Diketahiui, saat itu, Lili menyangkal berkomunikasi dengan Wali Kota Tanjungbalai, M. Syahrial, selaku pihak yang berperkara di KPK.

“Maka mereka (Dewas KPK) harus memeriksa dan menjatuhkan sanksi etik berat lagi kepada Komisioner KPK tersebut (Lili Pintauli),” kata Peneliti ICW, Kurnia Ramadhana.

Lanjut Kurnia, pernyataan Lili dalam konferensi pers itu bertentangan dengan putusan Dewas KPK yang menyatakan Lili terbukti secara sah dan meyakinkan berkomunikasi dengan Syahrial.
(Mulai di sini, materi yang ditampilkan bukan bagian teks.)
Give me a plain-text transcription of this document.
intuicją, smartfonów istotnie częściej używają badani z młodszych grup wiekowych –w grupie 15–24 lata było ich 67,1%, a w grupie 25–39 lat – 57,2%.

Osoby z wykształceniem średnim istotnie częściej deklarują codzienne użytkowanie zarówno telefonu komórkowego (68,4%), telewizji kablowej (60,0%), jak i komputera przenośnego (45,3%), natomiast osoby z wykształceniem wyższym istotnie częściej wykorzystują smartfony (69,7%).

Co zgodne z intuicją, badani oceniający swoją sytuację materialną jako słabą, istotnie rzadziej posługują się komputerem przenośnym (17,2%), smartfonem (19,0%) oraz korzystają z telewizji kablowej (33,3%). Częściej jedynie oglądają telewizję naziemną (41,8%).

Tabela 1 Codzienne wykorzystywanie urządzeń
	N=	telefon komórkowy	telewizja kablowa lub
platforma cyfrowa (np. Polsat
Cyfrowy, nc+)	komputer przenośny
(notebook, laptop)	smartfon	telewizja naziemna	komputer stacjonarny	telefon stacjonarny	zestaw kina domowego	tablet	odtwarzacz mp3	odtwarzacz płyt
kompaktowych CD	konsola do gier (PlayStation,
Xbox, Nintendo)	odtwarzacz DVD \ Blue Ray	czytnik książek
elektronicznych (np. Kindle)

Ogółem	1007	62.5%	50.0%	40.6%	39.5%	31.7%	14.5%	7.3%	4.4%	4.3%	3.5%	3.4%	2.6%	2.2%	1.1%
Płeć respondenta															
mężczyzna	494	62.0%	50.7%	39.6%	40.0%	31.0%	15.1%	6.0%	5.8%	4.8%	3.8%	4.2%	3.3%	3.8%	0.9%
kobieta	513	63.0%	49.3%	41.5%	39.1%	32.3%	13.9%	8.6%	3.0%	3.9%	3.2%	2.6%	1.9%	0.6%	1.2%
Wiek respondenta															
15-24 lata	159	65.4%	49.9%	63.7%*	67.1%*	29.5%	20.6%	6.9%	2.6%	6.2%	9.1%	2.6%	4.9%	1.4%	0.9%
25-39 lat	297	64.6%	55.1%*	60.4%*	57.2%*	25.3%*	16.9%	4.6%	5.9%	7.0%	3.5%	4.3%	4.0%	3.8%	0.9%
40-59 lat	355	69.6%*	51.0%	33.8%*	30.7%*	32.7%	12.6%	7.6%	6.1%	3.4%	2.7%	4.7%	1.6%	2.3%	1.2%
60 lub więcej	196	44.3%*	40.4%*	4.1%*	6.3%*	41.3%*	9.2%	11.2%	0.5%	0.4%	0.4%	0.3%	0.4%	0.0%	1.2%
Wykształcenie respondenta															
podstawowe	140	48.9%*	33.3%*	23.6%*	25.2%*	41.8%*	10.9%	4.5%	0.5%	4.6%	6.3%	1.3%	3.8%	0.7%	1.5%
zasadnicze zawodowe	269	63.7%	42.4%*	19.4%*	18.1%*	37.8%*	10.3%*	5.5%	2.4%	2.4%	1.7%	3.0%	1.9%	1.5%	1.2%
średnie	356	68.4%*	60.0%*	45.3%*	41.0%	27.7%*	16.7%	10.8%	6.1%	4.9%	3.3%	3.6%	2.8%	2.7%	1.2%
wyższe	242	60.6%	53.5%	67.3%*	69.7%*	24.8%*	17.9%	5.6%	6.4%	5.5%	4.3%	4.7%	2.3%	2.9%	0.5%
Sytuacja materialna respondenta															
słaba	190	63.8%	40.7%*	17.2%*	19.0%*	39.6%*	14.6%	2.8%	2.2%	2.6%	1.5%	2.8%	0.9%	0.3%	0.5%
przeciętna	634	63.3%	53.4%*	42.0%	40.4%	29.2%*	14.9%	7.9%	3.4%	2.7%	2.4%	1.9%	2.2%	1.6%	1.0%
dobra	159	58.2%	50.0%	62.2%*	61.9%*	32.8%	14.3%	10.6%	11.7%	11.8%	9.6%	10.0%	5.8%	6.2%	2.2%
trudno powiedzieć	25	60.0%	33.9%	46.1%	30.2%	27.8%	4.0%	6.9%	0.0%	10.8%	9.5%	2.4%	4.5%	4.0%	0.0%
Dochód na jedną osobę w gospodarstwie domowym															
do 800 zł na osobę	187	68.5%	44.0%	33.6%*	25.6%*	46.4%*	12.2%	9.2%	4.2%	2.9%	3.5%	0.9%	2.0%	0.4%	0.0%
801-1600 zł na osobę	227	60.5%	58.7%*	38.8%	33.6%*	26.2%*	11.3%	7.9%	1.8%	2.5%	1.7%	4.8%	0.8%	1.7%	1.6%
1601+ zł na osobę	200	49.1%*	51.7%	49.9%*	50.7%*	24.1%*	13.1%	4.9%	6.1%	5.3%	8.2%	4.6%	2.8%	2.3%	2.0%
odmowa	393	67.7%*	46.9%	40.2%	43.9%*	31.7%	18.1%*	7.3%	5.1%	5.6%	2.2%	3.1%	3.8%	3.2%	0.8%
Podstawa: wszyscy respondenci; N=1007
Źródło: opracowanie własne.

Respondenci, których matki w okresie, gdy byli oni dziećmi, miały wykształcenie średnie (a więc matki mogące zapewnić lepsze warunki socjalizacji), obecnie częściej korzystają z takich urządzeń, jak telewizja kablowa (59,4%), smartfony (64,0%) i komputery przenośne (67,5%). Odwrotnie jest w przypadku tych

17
Lili bahkan disebut menyalahgunakan kewenangannya untuk kepentingan pribadi.

“Bagi ICW, Lili jelas sekali berbohong, karena dalam pengakuannya, ia menyebut tidak pernah berkomukasi dengan Syahrial perihal perkara. Akan tetapi, pemeriksaan di Dewan Pengawas, ditambah dengan putusan pelanggaran etik, telah meruntuhkan ucapan Lili tersebut,” tegas dia.

Sebelumnya diketahui, Wakil Ketua KPK, Lili Pintauli Siregar kembali dilaporkan ke Dewas KPK atas dugaan pembohongan publik. Laporan itu dilayangkan empat mantan pegawai KPK. Di antaranya, Rieswin Rachwell, Benydictus Siumlala Martin Sumarno, Ita Khoiriyah dan Tri Artining Putri.

“Kami melaporkan LPS (Lili Pintauli Siregar) kepada Dewas karena kami malu ada lagi Pimpinan yang melanggar kode etik di KPK,” kata Rieswin dalam keterangannya.

Namun, dalam konferensi pers, Lili telah menyangkal telah berkomunikasi dengan Wali Kota Tanjungbalai, M. Syahrial. Rieswin menilai pernyataan Lili dalam konferensi pers tersebut bertentangan dengan putusan Dewas KPK.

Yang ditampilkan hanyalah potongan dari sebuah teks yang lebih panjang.